Just consider the last year. The NTIA has been working on getting the BEAD grant program going (at a pace that has been widely criticized as being far too slow and meticulous). Immediately after the NTIA announced the amount of BEAD funding that was to be allocated to each State, the FCC announced the new EA-CAM subsidy program for small telephone companies that covered many of the same locations that are eligible for BEAD. There is no conceivable excuse for the two agencies not to have coordinated this – and had the FCC announcement been considered, the BEAD funding would have been allocated differently to States.
The USDA also recently closed a new round of ReConnect grants on the eve of States getting ready to finally launch BEAD grants. This puts State Broadband Offices in a quandary with how to treat areas with a pending ReConnect grant – they won’t be able to make any grant awards for these area until Reconnect is resolved.

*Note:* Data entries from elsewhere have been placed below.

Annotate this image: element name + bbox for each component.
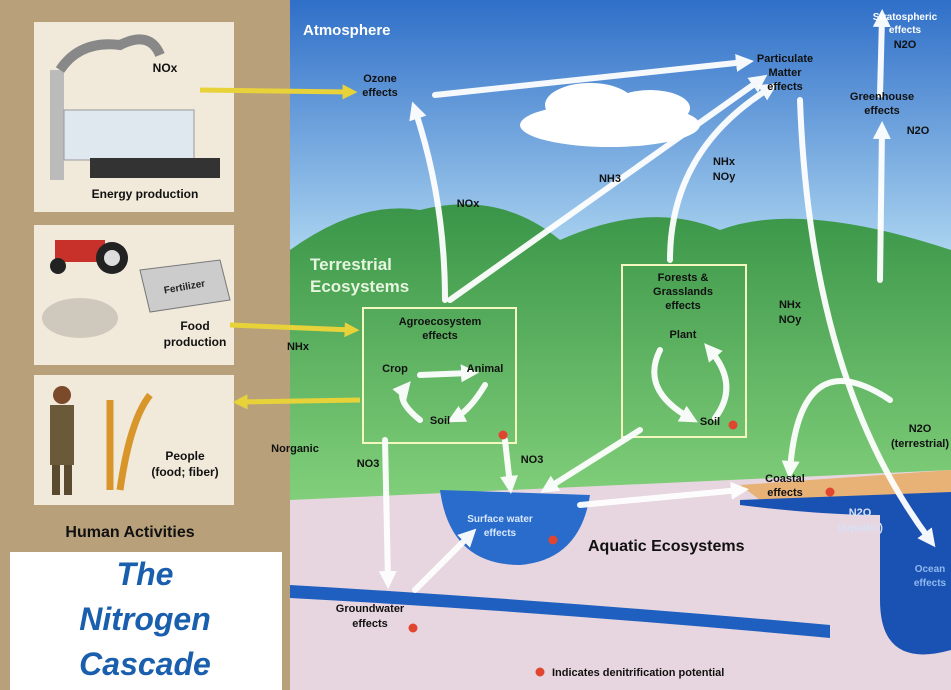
section-heading: Human Activities: [65, 524, 194, 541]
effect-label-line: effects: [767, 487, 802, 499]
box-label-line: production: [164, 335, 227, 349]
legend-label: Indicates denitrification potential: [552, 667, 724, 679]
flux-label-line: N2O: [909, 423, 932, 435]
effect-label-line: Groundwater: [336, 603, 405, 615]
flux-label-line: (aquatic): [837, 522, 883, 534]
box-label-line: (food; fiber): [151, 465, 218, 479]
denitrification-dot: [549, 536, 558, 545]
flux-label-line: NHx: [713, 156, 736, 168]
effect-label-line: effects: [665, 300, 700, 312]
effect-label-line: Particulate: [757, 53, 813, 65]
box-label-line: Food: [180, 319, 209, 333]
effect-label-line: effects: [767, 81, 802, 93]
flux-label: NH3: [599, 173, 621, 185]
effect-label-line: Ocean: [915, 564, 946, 575]
flux-label-line: NOy: [779, 314, 803, 326]
flux-label: N2O: [907, 125, 930, 137]
effect-label-line: Greenhouse: [850, 91, 914, 103]
effect-label-line: Grasslands: [653, 286, 713, 298]
flux-label: N2O: [894, 39, 917, 51]
page-title-line: The: [117, 556, 174, 592]
flux-label: NO3: [521, 454, 544, 466]
node-label: Soil: [700, 416, 720, 428]
flux-label-line: NHx: [779, 299, 802, 311]
node-label: Soil: [430, 415, 450, 427]
denitrification-dot: [409, 624, 418, 633]
box-label-line: People: [165, 449, 205, 463]
effect-label-line: Coastal: [765, 473, 805, 485]
zone-label-line: Terrestrial: [310, 255, 392, 274]
effect-label-line: Forests &: [658, 272, 709, 284]
denitrification-dot: [499, 431, 508, 440]
effect-label-line: Matter: [768, 67, 802, 79]
effect-label-line: effects: [362, 87, 397, 99]
node-label: Animal: [467, 363, 504, 375]
effect-label-line: Stratospheric: [873, 12, 938, 23]
emission-label: NOx: [153, 61, 178, 75]
effect-label-line: Ozone: [363, 73, 397, 85]
flux-label: Norganic: [271, 443, 319, 455]
flux-label: NHx: [287, 341, 310, 353]
zone-label-line: Ecosystems: [310, 277, 409, 296]
nitrogen-cascade: NOxEnergy productionFertilizerFoodproduc…: [0, 0, 951, 690]
zone-label: Atmosphere: [303, 22, 391, 39]
denitrification-dot: [729, 421, 738, 430]
flux-label: NO3: [357, 458, 380, 470]
page-title-line: Cascade: [79, 646, 211, 682]
effect-label-line: effects: [484, 528, 517, 539]
effect-label-line: effects: [352, 618, 387, 630]
legend-dot: [536, 668, 545, 677]
box-label: Energy production: [92, 187, 199, 201]
flux-label-line: (terrestrial): [891, 438, 949, 450]
flux-label-line: NOy: [713, 171, 737, 183]
page-title-line: Nitrogen: [79, 601, 211, 637]
zone-label: Aquatic Ecosystems: [588, 538, 745, 555]
node-label: Plant: [670, 329, 697, 341]
effect-label-line: effects: [864, 105, 899, 117]
node-label: Crop: [382, 363, 408, 375]
flux-label: NOx: [457, 198, 481, 210]
denitrification-dot: [826, 488, 835, 497]
effect-label-line: Surface water: [467, 514, 533, 525]
flux-label-line: N2O: [849, 507, 872, 519]
effect-label-line: effects: [914, 578, 947, 589]
effect-label-line: Agroecosystem: [399, 316, 482, 328]
effect-label-line: effects: [889, 25, 922, 36]
effect-label-line: effects: [422, 330, 457, 342]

The GAO’s use of the word balkanized is now my favorite word for describing the federal broadband effort. The FCC’s RDOF program was a disaster from the beginning. A third of awarded RDOF subsidies ended up being canceled by the FCC or turned back in by ISPs. There are still ISPs defaulting on BEAD several years later, with recent announcements by Charter and Altice walking away from some RDOF areas. Even where RDOF was awarded, it butchered the rural landscape by creating a checkerboard (or Swiss cheese) in many counties of places covered and not covered by RDOF – making it incredibly hard to design a broadband solution for the remaining unserved pockets. The FCC also gave ISPs far too long to implement an RDOF solution – in some cases until 2028 – and a huge number of counties are still wondering today if the ISPs that won RDOF in their county will show up.
All of the grant and subsidy programs suffer by relying on faulty FCC broadband maps. I would rate the maps used to allocated RDOF as maybe a 2 out of 10. The FCC knew these maps were faulty but blazed ahead with a subsidy program that pretended the maps were perfect. It’s impossible in many cases to see any difference between areas included in RDOF and neighboring Census blocks.
The maps being used for BEAD have probably improved to a 5 out of 10. The biggest flaw in the BEAD maps is the inexplicable decision of the FCC to still allow ISPs to claim marketing speeds rather than something closer to actual speeds. There is a large number of rural ISPs that miraculously claim a speed of exactly 100/20 Mbps in the FCC maps, which blocks others from pursuing BEAD grants. The FCC thinks they have accounted for this problem by allowing for a map challenge process, without realizing that the counties that have the biggest broadband gaps are also the ones with barely any staff or budget – so the places that should have undertaken map challenges are doing nothing. The NTIA piled on top of the situation by creating a map challenge process for BEAD that is so technical and obscure that even well-funded counties can’t come close to putting up a decent challenge for places that everybody agrees don’t have good broadband.
Local governments are increasingly irate with all three agencies tackling broadband. The word balkanized doesn’t come close to describing the behavior of each agency that not only ignores what the other agencies are doing but seems hell-bent on sticking a thumb in each other’s eyes.
I have very little faith that the broadband coordination proposed by Congress will do the slightest bit of good. When President Biden came into office, he ordered the three agencies to coordinate efforts, which obviously fell on deaf ears. The only way to make the three agencies work together would be to put them under the same boss – and that’s not likely to happen.
I’ve predicted for quite some time that BEAD is going to miss millions of homes that should be classified as unserved and underserved. I have to think the federal agencies are already planning on how to blame each other when BEAD doesn’t work as promised.